Frequently Asked Questions

What is the difference between HTML and CSS?

HTML handles structure and content - it tells the browser what's on the page. CSS handles presentation - it tells the browser what everything looks like. You write HTML to say 'this is a heading' and CSS to say 'that heading should be blue and 32 pixels tall'. They're separate files and separate concerns and keeping them that way makes both easier to change later.

What does DOCTYPE html mean?

The DOCTYPE declaration tells the browser to render the page in standards mode using HTML5. Without it browsers fall back to quirks mode, which is basically a compatibility setting that makes them behave like old browsers from the late 90s - pages can render differently and some CSS stops working correctly. Always put it on the very first line.

Why do HTML tags need to be closed?

Tags need closing tags so the browser knows where an element ends. If you open a bold tag and never close it, everything after that point becomes bold, which is one of those bugs that makes you feel like you're losing your mind. Browsers will often guess where you meant to close something but their guess isn't always right and different browsers guess differently.

What html tags don't need closing tags?

Void elements don't have closing tags because they can't contain any content. The ones you'll see constantly are img, br, hr, input, meta, and link. They're self-contained - there's nothing to wrap around, so there's no need for a closing tag. In older HTML you'd sometimes see them written with a trailing slash like <br /> but in HTML5 that slash is optional and most people just write <br>.

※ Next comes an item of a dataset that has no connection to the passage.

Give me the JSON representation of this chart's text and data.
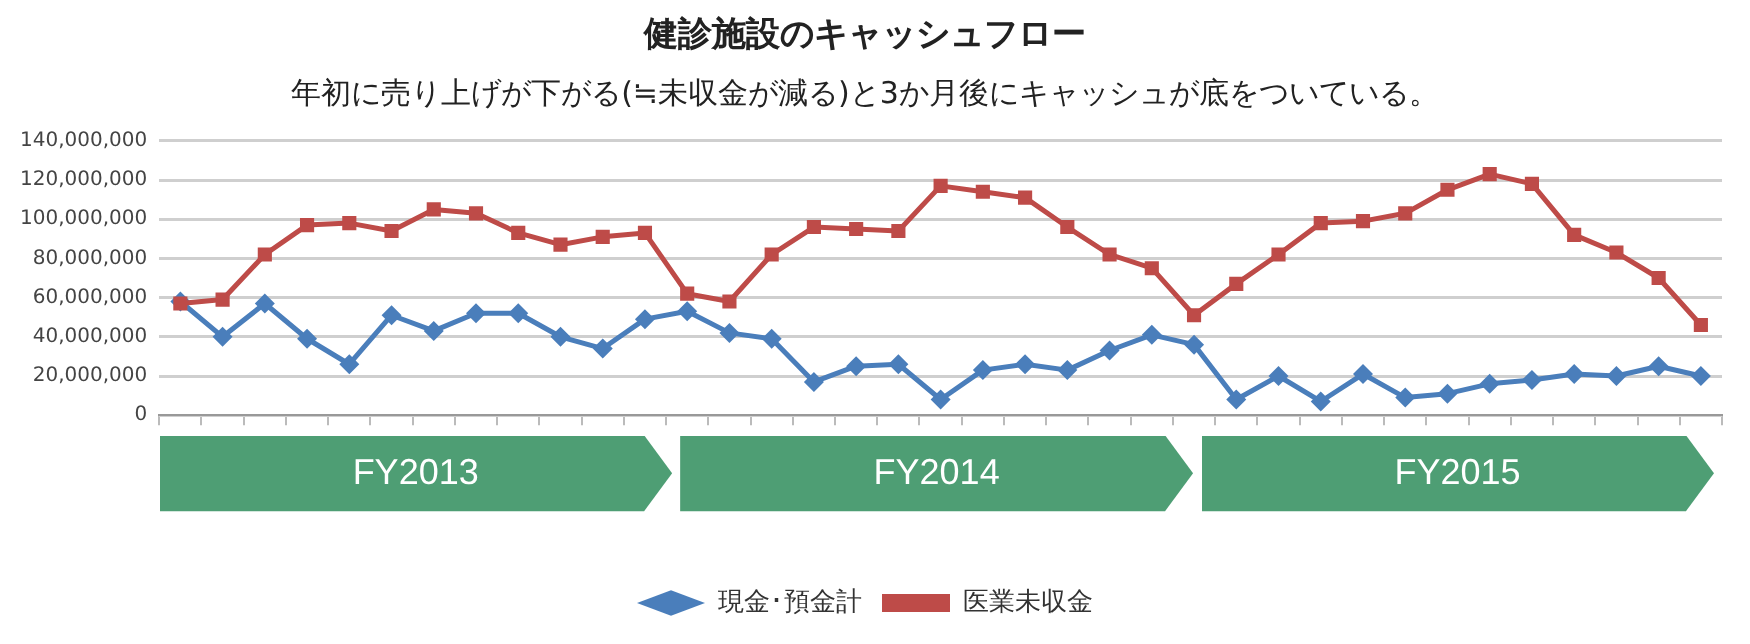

Why is my HTML not showing in the browser?

Most of the time it's a file path issue - the browser can't find the file, especially with images or linked stylesheets. Check that your file is actually saved with a .html extension (not .html.txt which is a text editor trap), make sure your image paths match the actual folder structure exactly including capitalization, and open the browser developer tools console to see if there are any errors being reported.

Why should I use semantic HTML?

Semantic HTML tells browsers, screen readers, and search engines what your content actually means, not just how it looks. A div with text in it and an article element with the same text look identical in a browser but one tells Google it's an article worth indexing and tells a screen reader user it's a standalone piece of content. It also makes your code way easier to read when you come back to it six months later.

Can I learn HTML in a day?

You can learn enough HTML to build a real page in a few hours - the core tags are not complicated and there aren't that many of them. What takes longer is developing the instincts for structure, knowing which semantic element fits a situation, and understanding how HTML, CSS, and JavaScript work together. But basic HTML for beginners is genuinely one of the more approachable starting points in web development.

What is the difference between HTML and XHTML?

XHTML is a stricter XML-based version of HTML that requires every tag to be properly closed, every attribute to be quoted, and all element names to be lowercase. HTML is more forgiving - browsers will fix a lot of your mistakes silently. XHTML was a direction the web was heading in the early 2000s but HTML5 basically won and XHTML isn't really what anyone's writing today.